Untuk itu, Fraksi PKS meminta dengan tegas agar PBB mengambil langkah konkrit berupa genjatan senjata segera dan permanen sehingga nyawa warga sipil umumnya dan anak-anak khususnya dapat diselamatkan. Fraksi PKS mendukung penuh langkah Perwakilan Tetap RI Untuk PBB New York yang pada saat kunjungan ini baru saja mengusulkan dan menggolkan resolusi "Pentingnya Gencatan Senjata Segera di Gaza" di Sidang Majelis Umum PBB pada 11 Desember 2024.
"Fraksi PKS mengetuk rasa kemanusiaan dunia. Stop agresi Israel, stop segala bentuk pelanggaran berat terhadap anak termasuk penahanan, penculikan, hingga mutilasi yang dilakukan Israel. Kita semua berharap tidak ada lagi anak-anak yang menjadi korban kekerasan di Palestina dan di berbagai belahan dunia," tegas Jazuli.

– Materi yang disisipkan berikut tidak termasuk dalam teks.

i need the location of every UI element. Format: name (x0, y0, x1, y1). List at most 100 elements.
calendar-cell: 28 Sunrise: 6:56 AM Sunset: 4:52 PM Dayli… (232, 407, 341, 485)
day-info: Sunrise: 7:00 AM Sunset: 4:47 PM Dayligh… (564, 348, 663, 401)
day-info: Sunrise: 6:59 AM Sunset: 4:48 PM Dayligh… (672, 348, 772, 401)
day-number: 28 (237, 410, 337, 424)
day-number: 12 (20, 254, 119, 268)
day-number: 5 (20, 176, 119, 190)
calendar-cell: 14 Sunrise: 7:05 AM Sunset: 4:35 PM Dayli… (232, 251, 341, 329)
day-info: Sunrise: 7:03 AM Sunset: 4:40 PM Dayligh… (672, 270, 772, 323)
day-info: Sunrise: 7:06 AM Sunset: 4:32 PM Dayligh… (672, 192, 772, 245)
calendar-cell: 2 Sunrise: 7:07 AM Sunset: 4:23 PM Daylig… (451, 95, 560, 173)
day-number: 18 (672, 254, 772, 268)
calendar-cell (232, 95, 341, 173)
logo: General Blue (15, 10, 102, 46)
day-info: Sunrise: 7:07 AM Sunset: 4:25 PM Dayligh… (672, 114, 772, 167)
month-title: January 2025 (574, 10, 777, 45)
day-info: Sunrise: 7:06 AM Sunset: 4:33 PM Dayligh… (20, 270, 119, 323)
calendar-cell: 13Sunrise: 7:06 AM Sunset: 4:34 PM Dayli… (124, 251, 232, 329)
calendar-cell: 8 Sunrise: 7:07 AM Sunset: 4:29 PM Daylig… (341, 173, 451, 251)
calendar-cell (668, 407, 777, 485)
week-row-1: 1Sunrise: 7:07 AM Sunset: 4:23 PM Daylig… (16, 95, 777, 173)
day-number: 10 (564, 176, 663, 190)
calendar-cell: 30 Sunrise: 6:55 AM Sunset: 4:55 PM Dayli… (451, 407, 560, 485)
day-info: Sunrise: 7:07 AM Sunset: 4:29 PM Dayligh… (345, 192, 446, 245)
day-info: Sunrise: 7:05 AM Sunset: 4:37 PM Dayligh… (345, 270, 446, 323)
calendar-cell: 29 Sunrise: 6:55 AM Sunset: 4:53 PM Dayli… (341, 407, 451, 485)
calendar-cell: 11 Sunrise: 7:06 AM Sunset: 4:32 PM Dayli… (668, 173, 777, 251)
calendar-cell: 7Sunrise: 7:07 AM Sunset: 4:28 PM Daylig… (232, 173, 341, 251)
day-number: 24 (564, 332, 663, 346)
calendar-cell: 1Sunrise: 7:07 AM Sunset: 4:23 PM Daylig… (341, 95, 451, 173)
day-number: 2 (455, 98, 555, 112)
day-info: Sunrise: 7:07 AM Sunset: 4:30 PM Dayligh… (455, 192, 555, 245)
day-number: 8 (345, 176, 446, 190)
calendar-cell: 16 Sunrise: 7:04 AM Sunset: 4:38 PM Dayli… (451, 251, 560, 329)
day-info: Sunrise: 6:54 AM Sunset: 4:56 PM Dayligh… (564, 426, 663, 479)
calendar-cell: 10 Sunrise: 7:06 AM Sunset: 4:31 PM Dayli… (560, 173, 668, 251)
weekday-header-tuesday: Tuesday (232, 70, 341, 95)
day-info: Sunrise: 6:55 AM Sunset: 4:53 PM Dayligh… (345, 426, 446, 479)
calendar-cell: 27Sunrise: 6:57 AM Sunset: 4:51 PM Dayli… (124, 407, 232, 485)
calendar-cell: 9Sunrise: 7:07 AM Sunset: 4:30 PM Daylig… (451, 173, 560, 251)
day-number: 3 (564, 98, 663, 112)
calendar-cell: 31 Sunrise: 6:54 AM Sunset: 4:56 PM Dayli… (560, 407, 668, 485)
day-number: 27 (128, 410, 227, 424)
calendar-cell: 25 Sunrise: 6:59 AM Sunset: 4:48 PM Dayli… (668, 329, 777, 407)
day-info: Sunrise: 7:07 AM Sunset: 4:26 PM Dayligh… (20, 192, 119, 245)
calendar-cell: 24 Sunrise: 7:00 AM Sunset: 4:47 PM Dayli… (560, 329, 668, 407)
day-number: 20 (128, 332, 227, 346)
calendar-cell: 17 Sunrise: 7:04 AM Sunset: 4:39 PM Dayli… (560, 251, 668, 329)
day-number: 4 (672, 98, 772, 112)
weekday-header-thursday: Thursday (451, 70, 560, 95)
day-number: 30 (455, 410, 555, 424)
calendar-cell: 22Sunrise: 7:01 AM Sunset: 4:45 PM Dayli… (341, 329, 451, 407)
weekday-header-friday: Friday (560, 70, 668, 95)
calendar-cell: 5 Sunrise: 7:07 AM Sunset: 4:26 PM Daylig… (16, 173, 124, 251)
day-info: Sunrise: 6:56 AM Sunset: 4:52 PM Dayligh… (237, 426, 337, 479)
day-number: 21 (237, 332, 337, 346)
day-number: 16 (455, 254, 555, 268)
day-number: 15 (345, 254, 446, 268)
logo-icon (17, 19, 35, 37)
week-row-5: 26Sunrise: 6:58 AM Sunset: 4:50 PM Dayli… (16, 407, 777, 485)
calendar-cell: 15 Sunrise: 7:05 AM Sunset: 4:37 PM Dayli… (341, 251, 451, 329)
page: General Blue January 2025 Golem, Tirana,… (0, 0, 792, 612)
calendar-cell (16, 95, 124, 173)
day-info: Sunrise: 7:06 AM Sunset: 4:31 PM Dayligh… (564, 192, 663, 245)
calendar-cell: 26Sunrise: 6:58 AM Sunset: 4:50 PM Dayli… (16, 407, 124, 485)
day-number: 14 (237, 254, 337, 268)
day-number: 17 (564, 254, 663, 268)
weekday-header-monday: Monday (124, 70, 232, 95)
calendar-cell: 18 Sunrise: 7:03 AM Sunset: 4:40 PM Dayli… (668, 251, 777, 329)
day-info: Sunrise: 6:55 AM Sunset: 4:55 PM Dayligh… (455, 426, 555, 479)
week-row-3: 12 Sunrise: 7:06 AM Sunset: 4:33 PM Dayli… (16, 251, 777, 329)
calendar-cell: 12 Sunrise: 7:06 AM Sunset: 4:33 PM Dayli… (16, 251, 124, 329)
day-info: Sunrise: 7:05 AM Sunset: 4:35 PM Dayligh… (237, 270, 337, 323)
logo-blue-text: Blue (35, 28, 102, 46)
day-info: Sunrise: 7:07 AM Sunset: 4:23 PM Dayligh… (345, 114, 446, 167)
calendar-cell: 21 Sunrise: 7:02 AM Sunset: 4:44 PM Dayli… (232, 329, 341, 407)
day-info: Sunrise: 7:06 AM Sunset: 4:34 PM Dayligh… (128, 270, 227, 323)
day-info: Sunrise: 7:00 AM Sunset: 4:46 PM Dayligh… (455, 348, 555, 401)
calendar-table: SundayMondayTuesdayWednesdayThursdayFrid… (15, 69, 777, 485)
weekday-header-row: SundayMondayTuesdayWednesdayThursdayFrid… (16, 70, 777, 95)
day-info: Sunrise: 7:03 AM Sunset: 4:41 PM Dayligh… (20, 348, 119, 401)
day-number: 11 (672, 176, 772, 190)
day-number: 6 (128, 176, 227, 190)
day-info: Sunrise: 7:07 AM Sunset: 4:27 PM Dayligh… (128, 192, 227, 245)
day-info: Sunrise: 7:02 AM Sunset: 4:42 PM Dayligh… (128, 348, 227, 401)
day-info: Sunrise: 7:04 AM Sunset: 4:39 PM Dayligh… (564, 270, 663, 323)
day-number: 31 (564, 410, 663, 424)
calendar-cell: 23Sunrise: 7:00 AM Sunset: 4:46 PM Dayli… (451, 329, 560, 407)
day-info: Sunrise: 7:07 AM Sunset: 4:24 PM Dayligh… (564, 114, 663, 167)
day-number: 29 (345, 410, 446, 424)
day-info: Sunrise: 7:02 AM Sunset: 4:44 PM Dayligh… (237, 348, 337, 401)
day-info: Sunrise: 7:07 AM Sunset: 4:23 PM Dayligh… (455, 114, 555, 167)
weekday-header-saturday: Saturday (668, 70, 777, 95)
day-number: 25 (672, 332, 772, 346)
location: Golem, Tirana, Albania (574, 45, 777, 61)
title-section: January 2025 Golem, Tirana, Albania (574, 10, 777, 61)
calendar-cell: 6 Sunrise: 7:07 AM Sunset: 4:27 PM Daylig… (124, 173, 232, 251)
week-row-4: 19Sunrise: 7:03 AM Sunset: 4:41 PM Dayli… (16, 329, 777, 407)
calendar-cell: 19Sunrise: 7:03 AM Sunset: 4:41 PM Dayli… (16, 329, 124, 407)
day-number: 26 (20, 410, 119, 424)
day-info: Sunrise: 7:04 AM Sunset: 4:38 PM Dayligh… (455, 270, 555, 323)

Apresiasi Perwakilan Khusus Sekjen PBB kepada Fraksi PKS
Perwakilan Khusus Sekjen PBB (SRSG) Untuk Isu Kekerasan Terhadap Anak mengapresiasi kepedulian Fraksi PKS terhadap permasalahan kekerasan anak-anak khususnya di wilayah konflik seperti di Palestina, Ukraina, dan Sudan.
Pablo Espienella dari SRSG PBB memiliki pandangan dan pemahaman yang sama dengan Fraksi PKS tentang pentingnya perlindungan dan penyelamatan anak-anak dari berbagai tindak kekerasan atas nama apapun.
Dirinya juga sependapat pentingnya resolusi genjatan senjata segera dan permanen yang baru diputuskan Majelis Umum PBB antara lain atas usul Indonesia agar dapat menyelamatkan korban dan memutus lingkaran kekerasan terhadap anak-anak.
Dalam setiap peristiwa dunia apakah pandemi, perubahan iklim, hingga konflik dan peperangan anak-anak selalu menjadi korban yang teparah. Mereka yang tidak ada hubungannya dengan peristiwa tersebut justru menjadi korban yang paling memprihatinkan.